Deputi Bidang Statistik Distribusi dan Jasa BPS, Ateng Hartono, menjelaskan bahwa faktor utama defisit adalah sektor migas yang mencatat defisit hingga US$3,76 miliar.
"Defisit neraca perdagangan terutama disebabkan oleh komoditas migas yang mencatat defisit sebesar US$3,76 miliar. Defisit tersebut berasal dari perdagangan hasil minyak dan minyak mentah," ujar Ateng dalam konferensi pers di Jakarta, Rabu (1/7/2026) dikutip Media Indonesia.
Di sisi lain, neraca perdagangan nonmigas masih mencatat surplus sebesar US$2,15 miliar, yang ditopang oleh komoditas bahan bakar mineral, lemak dan minyak hewan nabati, serta besi dan baja.
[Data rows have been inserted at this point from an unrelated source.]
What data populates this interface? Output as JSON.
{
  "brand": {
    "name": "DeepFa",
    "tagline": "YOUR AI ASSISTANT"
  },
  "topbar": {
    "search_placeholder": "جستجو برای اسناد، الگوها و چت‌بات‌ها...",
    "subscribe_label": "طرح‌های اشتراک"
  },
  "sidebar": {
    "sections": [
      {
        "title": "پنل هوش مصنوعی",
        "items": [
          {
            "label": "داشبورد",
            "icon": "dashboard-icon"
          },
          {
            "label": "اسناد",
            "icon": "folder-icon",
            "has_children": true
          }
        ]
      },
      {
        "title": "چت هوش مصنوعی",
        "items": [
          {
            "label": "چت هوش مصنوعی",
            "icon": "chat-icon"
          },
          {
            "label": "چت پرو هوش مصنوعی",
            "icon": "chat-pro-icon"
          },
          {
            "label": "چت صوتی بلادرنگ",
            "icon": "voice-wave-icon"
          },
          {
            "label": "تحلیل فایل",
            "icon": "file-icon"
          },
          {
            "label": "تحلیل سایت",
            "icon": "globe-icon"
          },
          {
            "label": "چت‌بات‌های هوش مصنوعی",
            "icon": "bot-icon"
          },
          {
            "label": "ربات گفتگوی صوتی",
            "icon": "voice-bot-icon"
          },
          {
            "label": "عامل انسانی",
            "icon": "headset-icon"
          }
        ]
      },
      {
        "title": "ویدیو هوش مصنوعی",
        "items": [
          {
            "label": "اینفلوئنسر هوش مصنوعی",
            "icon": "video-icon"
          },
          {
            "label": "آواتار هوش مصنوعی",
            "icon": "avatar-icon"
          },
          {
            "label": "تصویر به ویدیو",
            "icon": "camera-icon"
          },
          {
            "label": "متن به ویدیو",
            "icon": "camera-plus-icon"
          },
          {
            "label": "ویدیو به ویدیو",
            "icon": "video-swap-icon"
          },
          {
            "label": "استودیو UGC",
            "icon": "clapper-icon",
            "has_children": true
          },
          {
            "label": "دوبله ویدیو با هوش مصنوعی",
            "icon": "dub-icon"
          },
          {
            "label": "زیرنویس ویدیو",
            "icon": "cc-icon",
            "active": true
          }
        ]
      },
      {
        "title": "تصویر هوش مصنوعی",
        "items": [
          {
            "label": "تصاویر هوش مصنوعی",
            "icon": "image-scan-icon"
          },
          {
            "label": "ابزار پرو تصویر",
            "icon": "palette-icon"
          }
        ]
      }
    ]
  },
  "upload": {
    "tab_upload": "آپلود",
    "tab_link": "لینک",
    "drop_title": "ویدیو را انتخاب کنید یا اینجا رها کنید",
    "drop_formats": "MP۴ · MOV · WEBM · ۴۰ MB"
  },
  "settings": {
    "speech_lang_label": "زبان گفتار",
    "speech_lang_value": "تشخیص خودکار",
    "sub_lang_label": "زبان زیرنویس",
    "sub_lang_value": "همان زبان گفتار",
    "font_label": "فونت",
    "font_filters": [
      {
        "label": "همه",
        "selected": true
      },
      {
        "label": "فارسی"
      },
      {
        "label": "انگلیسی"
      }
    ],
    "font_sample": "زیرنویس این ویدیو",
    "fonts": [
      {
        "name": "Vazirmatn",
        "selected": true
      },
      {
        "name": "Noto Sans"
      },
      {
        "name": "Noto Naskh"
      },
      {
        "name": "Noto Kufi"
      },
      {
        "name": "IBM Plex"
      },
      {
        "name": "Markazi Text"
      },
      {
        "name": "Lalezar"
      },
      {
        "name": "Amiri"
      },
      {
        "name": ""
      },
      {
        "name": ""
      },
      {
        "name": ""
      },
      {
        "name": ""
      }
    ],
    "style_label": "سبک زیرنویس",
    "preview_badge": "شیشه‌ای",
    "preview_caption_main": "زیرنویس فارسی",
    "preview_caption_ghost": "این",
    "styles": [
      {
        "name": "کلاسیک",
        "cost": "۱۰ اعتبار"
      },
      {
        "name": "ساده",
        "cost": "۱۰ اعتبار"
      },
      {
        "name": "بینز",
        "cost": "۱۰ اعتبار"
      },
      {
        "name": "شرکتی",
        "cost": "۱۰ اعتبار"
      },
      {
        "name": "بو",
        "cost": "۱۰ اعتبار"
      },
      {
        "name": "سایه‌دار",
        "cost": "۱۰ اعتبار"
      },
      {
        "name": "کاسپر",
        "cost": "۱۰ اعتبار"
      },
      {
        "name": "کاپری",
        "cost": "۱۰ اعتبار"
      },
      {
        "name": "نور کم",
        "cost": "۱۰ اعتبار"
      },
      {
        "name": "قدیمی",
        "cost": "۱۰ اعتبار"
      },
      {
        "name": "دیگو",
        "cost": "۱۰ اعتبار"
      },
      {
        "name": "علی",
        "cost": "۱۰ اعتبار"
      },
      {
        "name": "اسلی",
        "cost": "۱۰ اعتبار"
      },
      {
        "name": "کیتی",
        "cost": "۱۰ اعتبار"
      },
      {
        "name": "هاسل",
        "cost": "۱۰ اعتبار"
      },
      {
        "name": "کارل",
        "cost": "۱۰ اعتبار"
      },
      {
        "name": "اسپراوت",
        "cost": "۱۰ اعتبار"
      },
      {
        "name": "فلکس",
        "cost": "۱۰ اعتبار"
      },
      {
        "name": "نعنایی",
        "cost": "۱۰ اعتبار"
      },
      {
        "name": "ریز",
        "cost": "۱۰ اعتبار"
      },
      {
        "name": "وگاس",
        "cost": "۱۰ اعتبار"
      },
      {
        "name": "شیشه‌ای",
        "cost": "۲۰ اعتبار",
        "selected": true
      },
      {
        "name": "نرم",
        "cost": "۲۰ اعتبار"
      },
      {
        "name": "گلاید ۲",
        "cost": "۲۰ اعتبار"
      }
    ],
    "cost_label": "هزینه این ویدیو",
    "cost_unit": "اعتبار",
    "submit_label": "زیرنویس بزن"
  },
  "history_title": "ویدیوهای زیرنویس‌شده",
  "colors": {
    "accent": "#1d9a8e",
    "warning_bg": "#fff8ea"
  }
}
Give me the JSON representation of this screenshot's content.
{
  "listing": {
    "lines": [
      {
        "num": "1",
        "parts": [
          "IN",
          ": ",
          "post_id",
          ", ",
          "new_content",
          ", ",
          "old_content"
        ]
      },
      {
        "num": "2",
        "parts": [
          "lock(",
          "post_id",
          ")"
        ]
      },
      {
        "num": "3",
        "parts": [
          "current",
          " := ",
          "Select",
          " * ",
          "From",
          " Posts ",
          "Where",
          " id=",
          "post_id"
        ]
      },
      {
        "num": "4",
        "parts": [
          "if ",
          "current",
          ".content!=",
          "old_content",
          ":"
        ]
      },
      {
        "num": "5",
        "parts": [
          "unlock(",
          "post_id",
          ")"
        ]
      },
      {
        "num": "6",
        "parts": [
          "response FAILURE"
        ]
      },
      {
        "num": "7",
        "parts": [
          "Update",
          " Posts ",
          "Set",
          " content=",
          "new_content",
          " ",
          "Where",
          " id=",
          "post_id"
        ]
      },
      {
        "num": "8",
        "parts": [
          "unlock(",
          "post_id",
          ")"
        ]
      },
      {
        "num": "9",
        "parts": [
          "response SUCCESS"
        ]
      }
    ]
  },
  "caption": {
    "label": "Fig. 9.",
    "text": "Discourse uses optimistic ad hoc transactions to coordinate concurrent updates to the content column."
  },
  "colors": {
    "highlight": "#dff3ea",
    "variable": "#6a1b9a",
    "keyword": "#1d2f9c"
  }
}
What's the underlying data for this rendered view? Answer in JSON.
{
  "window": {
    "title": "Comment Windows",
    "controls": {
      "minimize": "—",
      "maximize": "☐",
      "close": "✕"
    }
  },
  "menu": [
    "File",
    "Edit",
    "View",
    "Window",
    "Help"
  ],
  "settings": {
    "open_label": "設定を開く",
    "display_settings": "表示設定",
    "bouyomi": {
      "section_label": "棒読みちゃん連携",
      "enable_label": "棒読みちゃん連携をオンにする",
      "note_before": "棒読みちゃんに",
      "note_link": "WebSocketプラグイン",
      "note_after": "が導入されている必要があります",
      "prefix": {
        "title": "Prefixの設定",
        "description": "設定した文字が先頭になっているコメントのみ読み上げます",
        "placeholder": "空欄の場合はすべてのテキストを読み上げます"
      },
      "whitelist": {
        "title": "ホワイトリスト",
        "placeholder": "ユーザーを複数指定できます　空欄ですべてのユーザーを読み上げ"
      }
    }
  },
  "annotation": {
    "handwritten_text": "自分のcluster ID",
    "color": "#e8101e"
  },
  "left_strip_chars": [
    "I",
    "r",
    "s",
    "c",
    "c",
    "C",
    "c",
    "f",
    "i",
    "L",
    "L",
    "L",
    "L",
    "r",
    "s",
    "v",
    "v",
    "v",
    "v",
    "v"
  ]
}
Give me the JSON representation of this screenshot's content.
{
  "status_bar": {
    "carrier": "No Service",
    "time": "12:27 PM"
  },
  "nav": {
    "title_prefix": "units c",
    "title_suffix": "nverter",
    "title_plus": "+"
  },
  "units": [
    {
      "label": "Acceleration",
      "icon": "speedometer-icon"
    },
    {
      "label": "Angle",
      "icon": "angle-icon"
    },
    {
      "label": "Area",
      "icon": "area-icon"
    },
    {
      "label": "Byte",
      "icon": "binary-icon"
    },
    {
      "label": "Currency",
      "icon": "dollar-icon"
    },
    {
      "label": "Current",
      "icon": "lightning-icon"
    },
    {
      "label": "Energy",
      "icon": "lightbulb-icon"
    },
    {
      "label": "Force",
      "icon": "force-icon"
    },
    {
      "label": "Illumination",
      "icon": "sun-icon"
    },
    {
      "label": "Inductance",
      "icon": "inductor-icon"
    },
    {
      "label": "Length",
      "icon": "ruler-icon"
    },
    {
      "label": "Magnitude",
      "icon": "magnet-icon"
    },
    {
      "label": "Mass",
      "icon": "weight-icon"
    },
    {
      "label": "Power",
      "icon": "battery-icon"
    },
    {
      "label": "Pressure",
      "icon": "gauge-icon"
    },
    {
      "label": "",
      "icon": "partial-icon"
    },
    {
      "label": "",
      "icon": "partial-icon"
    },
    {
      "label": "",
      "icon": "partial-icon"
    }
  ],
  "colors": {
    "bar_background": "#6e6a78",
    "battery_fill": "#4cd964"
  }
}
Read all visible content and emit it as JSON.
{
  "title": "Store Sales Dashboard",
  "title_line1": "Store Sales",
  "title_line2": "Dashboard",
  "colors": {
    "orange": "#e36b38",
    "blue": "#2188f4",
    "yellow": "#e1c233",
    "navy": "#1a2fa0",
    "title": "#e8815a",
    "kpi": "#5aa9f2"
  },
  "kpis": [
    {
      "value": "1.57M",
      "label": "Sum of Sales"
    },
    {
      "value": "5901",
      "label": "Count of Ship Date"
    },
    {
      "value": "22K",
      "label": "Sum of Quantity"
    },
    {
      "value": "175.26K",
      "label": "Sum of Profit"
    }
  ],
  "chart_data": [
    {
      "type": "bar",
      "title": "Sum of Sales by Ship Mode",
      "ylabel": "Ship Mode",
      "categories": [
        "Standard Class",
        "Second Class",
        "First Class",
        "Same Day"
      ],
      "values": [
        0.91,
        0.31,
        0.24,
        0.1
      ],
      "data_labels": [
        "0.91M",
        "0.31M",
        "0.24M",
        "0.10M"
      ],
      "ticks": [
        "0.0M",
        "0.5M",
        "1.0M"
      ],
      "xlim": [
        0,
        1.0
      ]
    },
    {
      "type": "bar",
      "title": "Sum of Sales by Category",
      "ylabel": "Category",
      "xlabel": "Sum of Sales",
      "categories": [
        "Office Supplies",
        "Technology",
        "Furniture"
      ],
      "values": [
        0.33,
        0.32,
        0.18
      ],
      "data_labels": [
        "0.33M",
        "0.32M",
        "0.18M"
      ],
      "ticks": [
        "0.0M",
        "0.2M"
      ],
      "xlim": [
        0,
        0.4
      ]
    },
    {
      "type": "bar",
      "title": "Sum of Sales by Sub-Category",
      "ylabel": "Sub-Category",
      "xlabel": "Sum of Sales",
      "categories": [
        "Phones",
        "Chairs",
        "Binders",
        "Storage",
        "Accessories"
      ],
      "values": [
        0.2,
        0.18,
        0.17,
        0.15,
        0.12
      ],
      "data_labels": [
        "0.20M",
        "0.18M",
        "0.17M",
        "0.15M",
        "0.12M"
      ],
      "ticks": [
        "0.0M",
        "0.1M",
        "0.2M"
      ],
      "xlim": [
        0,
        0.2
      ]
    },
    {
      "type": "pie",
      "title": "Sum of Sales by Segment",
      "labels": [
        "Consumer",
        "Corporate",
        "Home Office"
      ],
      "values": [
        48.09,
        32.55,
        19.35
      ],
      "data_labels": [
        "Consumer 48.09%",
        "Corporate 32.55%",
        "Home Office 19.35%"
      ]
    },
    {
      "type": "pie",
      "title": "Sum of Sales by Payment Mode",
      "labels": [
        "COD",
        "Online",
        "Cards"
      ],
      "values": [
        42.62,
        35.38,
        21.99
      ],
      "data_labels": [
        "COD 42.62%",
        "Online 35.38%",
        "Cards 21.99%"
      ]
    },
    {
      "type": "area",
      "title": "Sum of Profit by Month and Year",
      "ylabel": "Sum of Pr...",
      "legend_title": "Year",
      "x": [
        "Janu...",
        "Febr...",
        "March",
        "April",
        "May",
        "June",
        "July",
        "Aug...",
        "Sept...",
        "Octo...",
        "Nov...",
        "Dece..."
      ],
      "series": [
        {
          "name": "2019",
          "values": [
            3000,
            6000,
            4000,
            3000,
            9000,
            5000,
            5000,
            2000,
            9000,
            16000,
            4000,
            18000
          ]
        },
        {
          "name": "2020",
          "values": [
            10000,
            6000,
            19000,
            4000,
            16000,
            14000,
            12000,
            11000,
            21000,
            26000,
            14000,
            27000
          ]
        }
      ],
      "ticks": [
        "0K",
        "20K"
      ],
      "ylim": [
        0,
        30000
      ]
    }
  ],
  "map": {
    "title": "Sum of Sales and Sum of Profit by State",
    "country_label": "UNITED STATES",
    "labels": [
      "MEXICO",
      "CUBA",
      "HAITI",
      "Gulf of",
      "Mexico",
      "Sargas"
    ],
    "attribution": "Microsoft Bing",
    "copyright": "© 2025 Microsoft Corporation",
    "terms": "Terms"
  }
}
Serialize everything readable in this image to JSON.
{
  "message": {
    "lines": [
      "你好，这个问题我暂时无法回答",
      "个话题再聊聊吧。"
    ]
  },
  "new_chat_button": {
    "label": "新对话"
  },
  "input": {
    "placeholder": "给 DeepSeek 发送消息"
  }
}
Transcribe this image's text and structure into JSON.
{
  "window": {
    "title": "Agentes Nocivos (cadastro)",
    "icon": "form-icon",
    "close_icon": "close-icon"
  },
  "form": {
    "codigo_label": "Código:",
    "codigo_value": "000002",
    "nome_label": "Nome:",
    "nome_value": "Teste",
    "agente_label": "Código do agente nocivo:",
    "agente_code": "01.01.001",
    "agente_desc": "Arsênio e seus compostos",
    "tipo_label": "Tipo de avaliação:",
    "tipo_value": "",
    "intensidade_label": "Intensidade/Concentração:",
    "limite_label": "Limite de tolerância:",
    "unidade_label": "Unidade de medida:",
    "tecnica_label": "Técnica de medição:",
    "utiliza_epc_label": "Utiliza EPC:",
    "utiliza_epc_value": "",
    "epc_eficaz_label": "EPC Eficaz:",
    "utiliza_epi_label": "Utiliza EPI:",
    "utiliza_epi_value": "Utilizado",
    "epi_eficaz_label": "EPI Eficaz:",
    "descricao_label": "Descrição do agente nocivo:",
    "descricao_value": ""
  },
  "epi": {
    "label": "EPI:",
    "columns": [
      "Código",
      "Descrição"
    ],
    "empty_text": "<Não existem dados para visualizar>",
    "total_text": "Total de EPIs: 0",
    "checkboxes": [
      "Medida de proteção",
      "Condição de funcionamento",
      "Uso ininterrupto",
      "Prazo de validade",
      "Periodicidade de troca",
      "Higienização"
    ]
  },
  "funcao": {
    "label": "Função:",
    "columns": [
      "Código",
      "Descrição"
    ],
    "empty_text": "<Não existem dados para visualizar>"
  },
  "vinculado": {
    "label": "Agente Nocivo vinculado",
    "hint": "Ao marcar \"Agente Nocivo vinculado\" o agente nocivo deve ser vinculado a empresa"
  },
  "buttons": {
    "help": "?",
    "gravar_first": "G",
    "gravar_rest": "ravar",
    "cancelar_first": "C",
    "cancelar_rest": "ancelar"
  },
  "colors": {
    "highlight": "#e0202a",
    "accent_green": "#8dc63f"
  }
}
Nilai ekspor Indonesia pada Mei 2026 tercatat sebesar US$23,20 miliar, turun 5,73% dibandingkan Mei 2025. Penurunan terdalam terjadi pada ekspor migas yang merosot 31,76% menjadi US$760 juta, sementara ekspor nonmigas turun 4,50% menjadi US$22,45 miliar.
Penurunan ekspor nonmigas terutama disebabkan oleh anjloknya komoditas logam mulia dan perhiasan (turun 59,35%), biji logam (turun 99,25%), serta besi dan baja (turun 14,68%).